4) If no extension is requested before the scheduled GB end date, then it will be assumed that individual participants will either finish on time or that they have no intention to continue their participation in the GB. Silence means that a participant accepts the scheduled deadline.
5) NO extension will be granted after the deadline if not requested beforehand.
6) Extensions to extensions are discouraged. Make a credible estimate of the time needed for the extension and stick to it! 
6) Judges will no longer expedite responses from individual participants after the deadline to determine the participants`intentions. Once a deadline has passed and no requests for extensions have been made, then the GB will be closed and late entries will not be considered in the scoring. 

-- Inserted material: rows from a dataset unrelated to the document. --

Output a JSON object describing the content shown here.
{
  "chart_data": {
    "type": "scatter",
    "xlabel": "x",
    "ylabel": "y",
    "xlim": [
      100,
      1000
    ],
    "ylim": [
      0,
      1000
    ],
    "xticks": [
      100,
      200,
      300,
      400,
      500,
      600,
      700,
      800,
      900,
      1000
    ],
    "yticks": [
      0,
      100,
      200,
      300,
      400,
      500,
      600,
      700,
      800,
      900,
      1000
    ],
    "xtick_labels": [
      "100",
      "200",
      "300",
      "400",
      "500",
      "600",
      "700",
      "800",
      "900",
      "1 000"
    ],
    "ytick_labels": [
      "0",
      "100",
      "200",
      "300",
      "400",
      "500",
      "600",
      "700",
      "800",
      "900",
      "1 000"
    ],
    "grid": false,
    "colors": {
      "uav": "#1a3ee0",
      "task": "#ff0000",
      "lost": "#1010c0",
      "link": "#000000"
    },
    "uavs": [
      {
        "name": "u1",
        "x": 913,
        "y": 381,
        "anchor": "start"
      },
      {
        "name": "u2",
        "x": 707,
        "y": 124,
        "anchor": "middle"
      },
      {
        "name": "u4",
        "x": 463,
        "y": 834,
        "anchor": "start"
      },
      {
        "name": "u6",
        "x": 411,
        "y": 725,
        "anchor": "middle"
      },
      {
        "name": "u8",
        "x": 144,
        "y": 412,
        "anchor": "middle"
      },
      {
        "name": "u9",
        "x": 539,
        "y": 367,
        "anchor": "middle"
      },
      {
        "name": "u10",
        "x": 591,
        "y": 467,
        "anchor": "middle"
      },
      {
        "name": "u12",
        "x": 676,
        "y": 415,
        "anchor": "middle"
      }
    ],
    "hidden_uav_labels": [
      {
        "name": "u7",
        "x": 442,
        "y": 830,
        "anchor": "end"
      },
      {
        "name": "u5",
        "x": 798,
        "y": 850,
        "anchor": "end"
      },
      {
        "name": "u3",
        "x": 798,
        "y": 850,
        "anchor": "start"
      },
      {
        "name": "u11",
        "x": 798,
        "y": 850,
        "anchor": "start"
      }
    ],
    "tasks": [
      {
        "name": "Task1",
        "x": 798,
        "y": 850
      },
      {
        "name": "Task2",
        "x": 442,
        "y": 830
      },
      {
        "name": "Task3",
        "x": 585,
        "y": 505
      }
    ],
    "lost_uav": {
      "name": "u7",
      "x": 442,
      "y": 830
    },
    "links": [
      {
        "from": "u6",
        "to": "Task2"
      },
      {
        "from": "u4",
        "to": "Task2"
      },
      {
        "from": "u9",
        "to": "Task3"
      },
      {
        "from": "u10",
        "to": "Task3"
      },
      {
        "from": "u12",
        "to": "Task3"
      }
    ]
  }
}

Hopefully the above points will be seen as reasonable by everyone. As always, comments are welcome and let`s continue to support the GBs and have fun doing so.

Reactions: Agree Agree:
2 | Like List reactions


----------



## fubar57 (Jun 10, 2018)

Sounds good to me. Just checked the end date for the current GB..._*SEPTEMBER!!!*_ Man, I started this one late and now I'm putting primer on tonight. I may....may start another.


----------



## N4521U (Jun 11, 2018)

September............
May be enough time to beat-up my Jug. One thing per dy, no matter how small.
Only have four days a couple of hours per day. Wife is working four day weeks.


----------



## N4521U (Mar 29, 2019)

Crimea_River said:


> All,
> 
> It has almost become the norm for GB deadlines to pass and for extensions to be granted. Though it is recognized that the GBs are meant to be fun and that life often gets in the way of our hobby preventing us from finishing on time, it is equally true that some participants seem to be unaware of the deadlines or forget about them and therefore don't manage their time accordingly. Whereas extensions are almost always granted on request, it's not really fair to those who research and build their entries within the specified GB schedule and it`s also not fair to the judges who potentially have two GBs ending within a few weeks of each other. In addition, we don't want to have to spend a lot of time herding the cats at the end of every GB to determine who intends to finish on time and who would like an extension, especially after the deadline has passed.
> 
> ...



?


----------



## Crimea_River (Mar 30, 2019)

What's the question Bill?


----------



## N4521U (Mar 30, 2019)

I'm just wondering if I have missed something regarding set deadlines.
I'm old and, I feel like the grandfather at the table in Moonstruck, "I'm confused".


----------



## Crimea_River (Mar 30, 2019)

No, you didn't miss anything. I posted that last year and the suggested approach is now being followed.


----------